Que merda... Não havia programa de proteção à testemunha!

E, ainda bem que só via. Mais que isso: testemunhava, apesar da falta de proteção.

As sensações e os sentimentos não eram seus, mas dos outros: donos, filhos, netos sobrinhos, tios, amigos, que sentiam, pensavam, transferiam e, principalmente, pensavam, por ela. Ela mesma, não queria nada disso. Ela não tinha querer.

Não passava de uma mesa. Era testemunha sem programa de proteção, presenciou, deixou que se sentassem à sua volta, mas nunca foi uma porta. Jamais abriu, para que o vento carregasse o que estivesse no caminho ou se fechou, para impedir que novos fluidos viessem.

Os tempos passaram. O tempo passou também.

Não foram permitidas à mais gentil das pessoas as manifestações, pois sendo ela, a gentil, o regaço, inocente, dócil, sábia e política, à Branquinha só lhe restou esperar que ficasse em sua casa. Não aconteceu. Como não aconteceram muitas outras esperanças que queria em sua casa. Pai e Mãe especial e principalmente.

Orações simples (a Deus) conectadas por conjunções, adjetivadas, adverbiadas, complementadas nominal ou verbalmente. Adoradas como deuses e para sempre oradas. Pretéritos perfeitos de uma vida Branca, em mármore, em granito. Rachadas para dividir amor em seis. Conta dos filhos. Acinzentadas pela mistura do negro e do branco à beira-mar, ilustradas ao fundo pelo lindo verde-mar-campo. Testemunhando outros ais, outras músicas, ares, pessoas, repressões ou não.

Agora, nem precisa do programa de proteção à testemunha.
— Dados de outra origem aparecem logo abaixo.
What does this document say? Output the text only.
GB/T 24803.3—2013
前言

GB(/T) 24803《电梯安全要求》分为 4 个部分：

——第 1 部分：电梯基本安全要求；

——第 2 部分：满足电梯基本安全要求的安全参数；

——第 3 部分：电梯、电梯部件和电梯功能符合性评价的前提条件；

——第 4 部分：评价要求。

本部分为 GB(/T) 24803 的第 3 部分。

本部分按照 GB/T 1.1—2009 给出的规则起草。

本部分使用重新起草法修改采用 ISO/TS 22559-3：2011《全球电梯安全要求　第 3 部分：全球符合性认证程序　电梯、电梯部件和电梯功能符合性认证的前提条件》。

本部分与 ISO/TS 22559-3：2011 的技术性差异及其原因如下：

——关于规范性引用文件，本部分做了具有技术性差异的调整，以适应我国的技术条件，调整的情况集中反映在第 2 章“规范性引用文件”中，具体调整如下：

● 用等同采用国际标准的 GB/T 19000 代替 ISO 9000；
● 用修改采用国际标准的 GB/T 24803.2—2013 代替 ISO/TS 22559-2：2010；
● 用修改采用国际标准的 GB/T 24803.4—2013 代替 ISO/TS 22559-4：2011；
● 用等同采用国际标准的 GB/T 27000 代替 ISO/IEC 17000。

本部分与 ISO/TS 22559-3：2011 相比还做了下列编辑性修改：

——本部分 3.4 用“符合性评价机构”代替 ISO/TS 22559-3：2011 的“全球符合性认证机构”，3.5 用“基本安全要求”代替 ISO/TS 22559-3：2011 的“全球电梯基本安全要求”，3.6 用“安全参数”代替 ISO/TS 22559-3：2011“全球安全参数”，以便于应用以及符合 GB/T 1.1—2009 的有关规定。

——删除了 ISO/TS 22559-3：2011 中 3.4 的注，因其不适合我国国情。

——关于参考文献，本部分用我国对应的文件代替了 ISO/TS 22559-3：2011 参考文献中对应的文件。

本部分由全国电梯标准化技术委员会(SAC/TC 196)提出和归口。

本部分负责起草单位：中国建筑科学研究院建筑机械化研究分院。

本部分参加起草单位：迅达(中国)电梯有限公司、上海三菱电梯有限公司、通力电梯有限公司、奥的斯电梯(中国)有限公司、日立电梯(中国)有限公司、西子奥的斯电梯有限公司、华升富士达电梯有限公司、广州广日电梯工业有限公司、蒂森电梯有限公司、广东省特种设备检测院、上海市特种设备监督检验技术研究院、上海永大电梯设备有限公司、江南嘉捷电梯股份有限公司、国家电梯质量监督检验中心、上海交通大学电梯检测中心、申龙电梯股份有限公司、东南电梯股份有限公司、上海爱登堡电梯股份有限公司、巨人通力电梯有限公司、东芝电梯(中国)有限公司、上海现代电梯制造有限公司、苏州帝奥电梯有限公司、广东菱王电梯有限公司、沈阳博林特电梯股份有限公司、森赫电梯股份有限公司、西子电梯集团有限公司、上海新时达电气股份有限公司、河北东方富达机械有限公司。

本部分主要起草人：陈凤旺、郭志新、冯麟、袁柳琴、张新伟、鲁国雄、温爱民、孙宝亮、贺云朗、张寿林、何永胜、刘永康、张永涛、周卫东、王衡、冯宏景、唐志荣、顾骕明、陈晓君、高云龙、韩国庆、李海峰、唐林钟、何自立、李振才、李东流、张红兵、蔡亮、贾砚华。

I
O tempo a libertou desse fardo, deixou-a como sempre deveria ter sido. Mesa.

Bem que Branquinha merecia essa liberdade de ser e estar!

Nada disso importa. Renovaram-se portas, cadeiras, paredes, relógios, camas, TVs, travesseiros e até mesas. Mas, nunca se renovou a Branquinha. Que nem era tão branca assim, que nem era tão cinza assim, que nem era tão rachada assim, que nem testemunhou tanta coisa assim. Que nem precisava de programa de proteção às testemunhas.

E, de casa em casa, de canto em canto, procura-se “A Branquinha”.

Ninguém, ao que se saiba, consegue encontrá-la. Fala-se apenas sobre ela, sobre seus sentimentos que nunca existiram, sobre os fatos que nunca testemunhou de verdade, sobre sua cor indefinida, sobre seu racho.

Como os sentimentos e narrativas dos evangelistas, profetas. Todos sabem que houve, embora ninguém saiba a verdade e se todos sentiram do mesmo modo.

Os evangelistas e os profetas, assim como os artistas, nunca foram protegidos por programas... Nunca testemunharam nada. Nem Branquinha.